What If You Do?

At a baseball game last night, we lost. That’s ok. I don’t ever mind wins and losses. (Well, I do a little…sometimes more than a little.) What I do mind is the how. How did we play? How did we compete? How did we show up? How did we carry ourselves? How was our mindset? How how how.

So last night our how was rough. I saw it in their eyes, their countenance, their posture, and just as a positive how elicits a favorable result (not always a win, but always something good), our loss was a direct translation of our how. It’s mostly that way in our careers, marriages, homes, our lives, right? We often sleep-walk through the ruts & routines of our days. We’re tired, uninspired, listless, frustrated, passive and the tapes in our head keep us firmly stuck in that loop. Maybe it’s settling for less, or maybe it’s just a lack of vision. Maybe it’s just that our eyes are closed to the opportunities, the beauty, the glory of God crackling all around us desperately trying to jar us from our despair.
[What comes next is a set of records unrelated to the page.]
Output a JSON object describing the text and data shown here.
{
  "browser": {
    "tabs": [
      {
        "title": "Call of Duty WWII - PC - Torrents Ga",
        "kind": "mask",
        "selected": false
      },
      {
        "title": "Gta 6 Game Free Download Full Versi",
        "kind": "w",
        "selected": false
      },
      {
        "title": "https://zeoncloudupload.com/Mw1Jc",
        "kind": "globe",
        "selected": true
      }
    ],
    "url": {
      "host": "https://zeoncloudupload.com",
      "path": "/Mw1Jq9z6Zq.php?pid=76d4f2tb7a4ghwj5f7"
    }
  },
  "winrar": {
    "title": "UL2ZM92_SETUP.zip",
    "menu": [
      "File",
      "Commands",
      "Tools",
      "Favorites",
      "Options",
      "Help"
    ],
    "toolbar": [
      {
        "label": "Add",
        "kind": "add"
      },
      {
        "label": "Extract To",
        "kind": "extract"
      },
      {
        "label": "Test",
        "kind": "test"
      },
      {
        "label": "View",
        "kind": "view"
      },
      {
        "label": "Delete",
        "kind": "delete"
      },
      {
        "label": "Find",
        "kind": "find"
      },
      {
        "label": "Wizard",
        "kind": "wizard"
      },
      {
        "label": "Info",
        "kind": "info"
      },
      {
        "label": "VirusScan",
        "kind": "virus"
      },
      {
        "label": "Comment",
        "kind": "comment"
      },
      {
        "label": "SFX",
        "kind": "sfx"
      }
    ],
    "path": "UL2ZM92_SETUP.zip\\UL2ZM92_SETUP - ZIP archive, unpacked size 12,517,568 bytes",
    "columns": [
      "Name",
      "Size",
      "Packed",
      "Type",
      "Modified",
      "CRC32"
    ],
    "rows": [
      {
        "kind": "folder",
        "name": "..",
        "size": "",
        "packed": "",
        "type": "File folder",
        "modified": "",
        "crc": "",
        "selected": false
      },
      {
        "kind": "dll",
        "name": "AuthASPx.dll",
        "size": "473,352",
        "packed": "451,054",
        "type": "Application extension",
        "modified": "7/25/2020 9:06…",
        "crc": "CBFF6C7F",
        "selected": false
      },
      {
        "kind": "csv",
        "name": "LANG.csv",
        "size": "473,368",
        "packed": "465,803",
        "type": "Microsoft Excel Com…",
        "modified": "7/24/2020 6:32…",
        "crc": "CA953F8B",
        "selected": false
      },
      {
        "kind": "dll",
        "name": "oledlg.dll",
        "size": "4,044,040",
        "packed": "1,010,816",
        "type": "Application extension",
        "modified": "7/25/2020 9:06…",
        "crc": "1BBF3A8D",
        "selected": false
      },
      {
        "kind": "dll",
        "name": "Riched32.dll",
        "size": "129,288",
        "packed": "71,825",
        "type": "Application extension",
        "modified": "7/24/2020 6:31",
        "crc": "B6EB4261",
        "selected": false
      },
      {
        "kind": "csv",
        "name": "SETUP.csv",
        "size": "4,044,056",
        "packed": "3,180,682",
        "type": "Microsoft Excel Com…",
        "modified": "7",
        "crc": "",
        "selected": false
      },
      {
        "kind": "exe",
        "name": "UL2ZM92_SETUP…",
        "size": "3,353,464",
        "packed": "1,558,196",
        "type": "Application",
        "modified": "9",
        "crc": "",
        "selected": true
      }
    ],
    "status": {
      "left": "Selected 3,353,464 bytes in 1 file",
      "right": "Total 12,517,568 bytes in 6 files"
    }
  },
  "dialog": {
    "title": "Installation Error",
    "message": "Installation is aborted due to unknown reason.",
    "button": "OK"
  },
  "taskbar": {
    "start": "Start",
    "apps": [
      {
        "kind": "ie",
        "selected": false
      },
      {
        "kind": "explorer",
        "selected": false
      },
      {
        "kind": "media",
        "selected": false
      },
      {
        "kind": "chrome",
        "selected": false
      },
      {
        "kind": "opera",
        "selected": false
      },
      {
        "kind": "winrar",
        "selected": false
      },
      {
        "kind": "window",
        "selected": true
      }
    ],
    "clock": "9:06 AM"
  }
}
In an weekly email I subscribe to, Caitlin Winkley writes, “Are your thoughts contributing to the type of woman you want to be, the type of life you’d like to live and how you want to feel?

Or, are your thoughts fueling your old story, leading you to feel worry, doubt, unsurety, powerless and fearful?”

(I don’t know why she assumes everyone on her email list is a woman, but I really don’t care. She’s awesome and this is wisdom for everybody, regardless of any demographic category. This might be a very good time to discuss the things that offend us, but we’re discussing other things today…I DID read once that we get offended by small things when we don’t have big things to think/care about and give our energies to, so that’s all we’ll say about that here, now.)

Do we need a renewal of the mind? Did each of my players last night live into a picture of the “type of woman” he wants to be? Did they give what they had to give and feel how they want to feel? Did I?

Are we doing that today at work or school or wherever?

OR are we feeling doubt, worry, unsurety, powerlessness? Are we overrun by fear?

Unsure is the perfect word, isn’t it? Because those adjectives she uses are paralyzing, making our feet heavy and still, holding us tightly to the ground when we have always been meant to fly. And then the tapes: Really??? Are you really meant to fly? You??? What if you fall? What if you are wrong? What if you don’t have what it takes?

What I have learned, even as I too often listen to those familiar tapes in my head, is that those questions aren’t that far removed from, “Did God really tell you…” from Genesis 3. They were lies then and they are lies now.

What if you swing and miss? What if you don’t catch it? What if you make a bad throw? What if you give all you have and still lose? What if you fall? What if you’re wrong?

What if if you don’t have what it takes?

And the obvious answer is, to paraphrase a famous parable, “Oh but my darling, what if you do?”

Sports might not always be the perfect metaphor for everything (I guess), but they are very close.

One comment

  1. Love this. And I do think sports are the perfect metaphor for almost everything. I know I used them often when I was teaching. (…sometimes creating a “mixed metaphor on purpose because it made my students laugh. “NO, Ms Martin. You don’t yell ‘Home Run’ when someone scores a touch down.”